The changes in substrate and microbial metabolic capacity under long-term warming and clipping could have profound impacts on grassland C balance. Without any additional substrate input, the significant effects of experimental manipulation in the field on incubated respiration rates confirmed the importance of factors other than temperature (e.g., substrates). The feedback of C cycles to warming are regulated by shifts of substrate supply and microbial community composition, which may play critical roles in soil C decomposition and become one of the major uncertainties in projecting future climate change [16]. Concurrent increases in soil respiratory C release and plant production induced by warming may cause fewer changes in the amount of labile and recalcitrant C in the soil. The positive warming effect on SOM decomposition may be weakened by shifts in plant species composition and increased residence time of SOM due to lowered litter quality [24], [60]. However, in our study, warming increased respiratory C release with the addition of C4 plant materials (p<0.05, Fig. 2) but relatively decreased it with the addition of C3 materials (insignificant, p>0.05), although C4 plant materials had lower quality than C3 ones. Our results revealed that warming-enhanced decomposition of recalcitrant C may offset warming-induced decreases in litter quality. Thus, the thermal adaptation of microbial communities to recalcitrant C4 materials will gradually become an important factor in regulating soil respiratory C release.

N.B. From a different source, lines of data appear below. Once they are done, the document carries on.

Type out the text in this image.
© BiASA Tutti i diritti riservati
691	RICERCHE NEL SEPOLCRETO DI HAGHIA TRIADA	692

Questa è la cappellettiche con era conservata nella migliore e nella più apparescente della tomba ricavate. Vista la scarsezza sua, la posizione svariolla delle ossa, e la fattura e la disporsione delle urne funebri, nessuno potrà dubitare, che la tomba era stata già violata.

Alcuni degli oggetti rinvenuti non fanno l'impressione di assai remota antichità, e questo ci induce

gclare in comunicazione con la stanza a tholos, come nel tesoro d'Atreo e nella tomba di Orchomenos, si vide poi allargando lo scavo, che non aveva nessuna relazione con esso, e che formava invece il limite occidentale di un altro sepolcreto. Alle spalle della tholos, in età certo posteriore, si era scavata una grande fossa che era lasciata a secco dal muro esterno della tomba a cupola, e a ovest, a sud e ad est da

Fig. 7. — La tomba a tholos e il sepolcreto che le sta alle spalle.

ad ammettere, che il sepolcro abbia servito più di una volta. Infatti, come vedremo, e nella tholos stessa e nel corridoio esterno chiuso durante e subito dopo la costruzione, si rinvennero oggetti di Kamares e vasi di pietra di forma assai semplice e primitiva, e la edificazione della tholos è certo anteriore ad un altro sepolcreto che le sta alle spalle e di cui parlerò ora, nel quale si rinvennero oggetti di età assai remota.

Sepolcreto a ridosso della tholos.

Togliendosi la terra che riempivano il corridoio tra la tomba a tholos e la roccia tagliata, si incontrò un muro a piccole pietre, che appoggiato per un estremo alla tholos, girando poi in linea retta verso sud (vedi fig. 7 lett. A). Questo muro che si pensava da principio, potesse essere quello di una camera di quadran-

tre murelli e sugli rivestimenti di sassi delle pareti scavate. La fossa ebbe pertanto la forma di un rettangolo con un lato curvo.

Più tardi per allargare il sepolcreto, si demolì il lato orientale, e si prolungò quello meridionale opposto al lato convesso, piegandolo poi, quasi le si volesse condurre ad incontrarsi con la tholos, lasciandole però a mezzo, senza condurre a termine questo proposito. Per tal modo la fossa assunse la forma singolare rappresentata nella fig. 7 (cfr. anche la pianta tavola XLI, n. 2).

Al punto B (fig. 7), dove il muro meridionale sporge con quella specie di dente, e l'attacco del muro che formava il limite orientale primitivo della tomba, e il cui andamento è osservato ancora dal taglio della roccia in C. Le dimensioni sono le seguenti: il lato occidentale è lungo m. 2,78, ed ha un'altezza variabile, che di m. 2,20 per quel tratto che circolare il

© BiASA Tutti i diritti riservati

Clipping directly reduces the substrate input to soil [45], causing decreases in respiratory C release. In the clipped plots, the high-quality C input (e.g., glucose) may have rapidly provided available C to microbes and may have stimulated more C turnover in microbial biomass. The substrate-induced C release was lower with added C4 materials than with added C3 materials compared to additional glucose under clipping, indicating that more C may be potentially preserved in the soil due to high recalcitrance of C4 plant materials. However, the effects of biofuel feedstock harvesting on soil respiratory C release may need to be carefully considered in comparison with those of the clipping treatment. If energy use efficiency of producing bioenergy decreases with C4 plant materials due to their low quality, this may have similar effects to C loss. Future studies should include this extended component to evaluate a more general C budget. Our results suggested that both the quantity and quality of plant C input through litter fall or root exudates and the soil microbial capacity for decomposing substrate should be considered in modeling for predicting global warming.

In the future, changes in temperature could lead to long-term changes in the quality and quantity of plant inputs to soil due to the shift of plant species composition under warming. Alteration of microbial metabolic capacity in association with this change may exert a longer-term regulation on SOC. In our study, soil respiratory C release during the incubation period was significantly higher with supplementary C4 substrate than with C3 one for soils from field warming treatments without clipping (p<0.05, Fig. 4). This is likely to be linked to the plant community shift toward more C4 species under warming, indicating that soil microbial communities had already adapted to a niche with more dominant C4 species in the field. The potential negative feedback mechanism between warming and the C cycle due to the low quality of C4 materials might be abated by this adaptation of microbial communities. Moreover, clipping exaggerated the stimulating effect of field warming on the respiration rate during incubation. This continuing influence of the field treatments, consistent with field measurements of CO2 flux, may be attributed to their accumulated effects on soil substrate and/or microbial metabolic capacity. Future global biogeochemical models need to incorporate the indirect effects induced by climate warming, especially changes in the substrate supply and the microbial community.